Narcolepsy is a disorder of the central nervous system, the main symptoms of which are excessive daytime sleepiness (EDS) and cataplexy (an abrupt and reversible decrease in or loss of muscle tone, affecting the limbs or trunk or both, elicited by emotional stimuli). Narcolepsy has an adverse impact on people's quality of life. Together with stimulant drugs (used to control EDS), antidepressants are usually recommended to counteract cataplexy. In addition, some antidepressants are also reported to improve EDS.

Objectives: 

To evaluate the effects of antidepressant drugs on EDS, cataplexy, quality of life, and their side effects in people with narcolepsy.

Search strategy: 

We searched the Cochrane Central Register of Controlled Trials (The Cochrane Library February issue, 2010), MEDLINE (1950 to March 2010), EMBASE (1980 to April 2010), PsycINFO (1872 to March 2010), and CINAHL (1981 to March 2010). Bibliographies of identified articles were reviewed to find additional references. Unpublished randomised trials were searched for by consulting governmental and non-governmental clinical trial registers, disease-specific websites, investigators and experts in the field, pharmaceutical companies/manufacturers.

Selection criteria: 

Parallel or cross-over randomised or quasi-randomised controlled trials testing the treatment of narcolepsy with any type of antidepressant drug versus no treatment, placebo, or another antidepressant drug.

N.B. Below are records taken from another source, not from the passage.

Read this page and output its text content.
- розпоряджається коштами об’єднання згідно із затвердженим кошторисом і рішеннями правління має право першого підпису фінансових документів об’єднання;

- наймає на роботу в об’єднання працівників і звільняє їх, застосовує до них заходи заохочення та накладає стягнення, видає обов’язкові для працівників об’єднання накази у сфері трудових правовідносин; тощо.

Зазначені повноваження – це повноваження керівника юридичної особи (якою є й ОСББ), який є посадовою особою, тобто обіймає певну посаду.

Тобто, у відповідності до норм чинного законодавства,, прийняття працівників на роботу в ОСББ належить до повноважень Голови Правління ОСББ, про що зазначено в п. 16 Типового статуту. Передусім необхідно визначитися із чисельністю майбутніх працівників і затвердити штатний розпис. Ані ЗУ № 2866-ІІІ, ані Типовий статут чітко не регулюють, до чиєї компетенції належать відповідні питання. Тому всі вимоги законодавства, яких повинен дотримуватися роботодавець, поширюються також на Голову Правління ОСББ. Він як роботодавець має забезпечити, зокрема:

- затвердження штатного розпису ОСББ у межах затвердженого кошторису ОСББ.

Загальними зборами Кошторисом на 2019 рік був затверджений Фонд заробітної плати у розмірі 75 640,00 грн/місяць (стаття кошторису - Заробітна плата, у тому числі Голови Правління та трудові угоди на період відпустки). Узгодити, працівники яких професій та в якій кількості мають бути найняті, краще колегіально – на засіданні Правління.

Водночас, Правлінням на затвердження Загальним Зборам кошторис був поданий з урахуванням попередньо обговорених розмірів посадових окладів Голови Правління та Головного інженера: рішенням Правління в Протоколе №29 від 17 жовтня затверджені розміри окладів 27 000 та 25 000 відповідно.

Data collection and analysis: 

Two review authors independently assessed trial quality and extracted data.

Main results: 

Three cross-over and two parallel trials were included with a total of 246 participants. The methodological quality of all studies was unclear. As the trials tested different comparisons, or had a different design or dealt with different outcome measures, meta-analysis was not performed. In one cross-over trial (10 participants) femoxetine had no significant effect in eliminating or reducing EDS but significantly reduced cataplexy. Mild and transient side effects were reported in the femoxetine treatment period by two participants. In a second cross-over trial (56 participants) viloxazine significantly reduced EDS and cataplexy. In a third cross-over trial the authors inappropriately treated the trial design as a parallel study and no conclusions can be reached in favour of either drug. Two more trials with parallel design tested ritanserin versus placebo without finding differences of effectiveness in reducing EDS or cataplexy.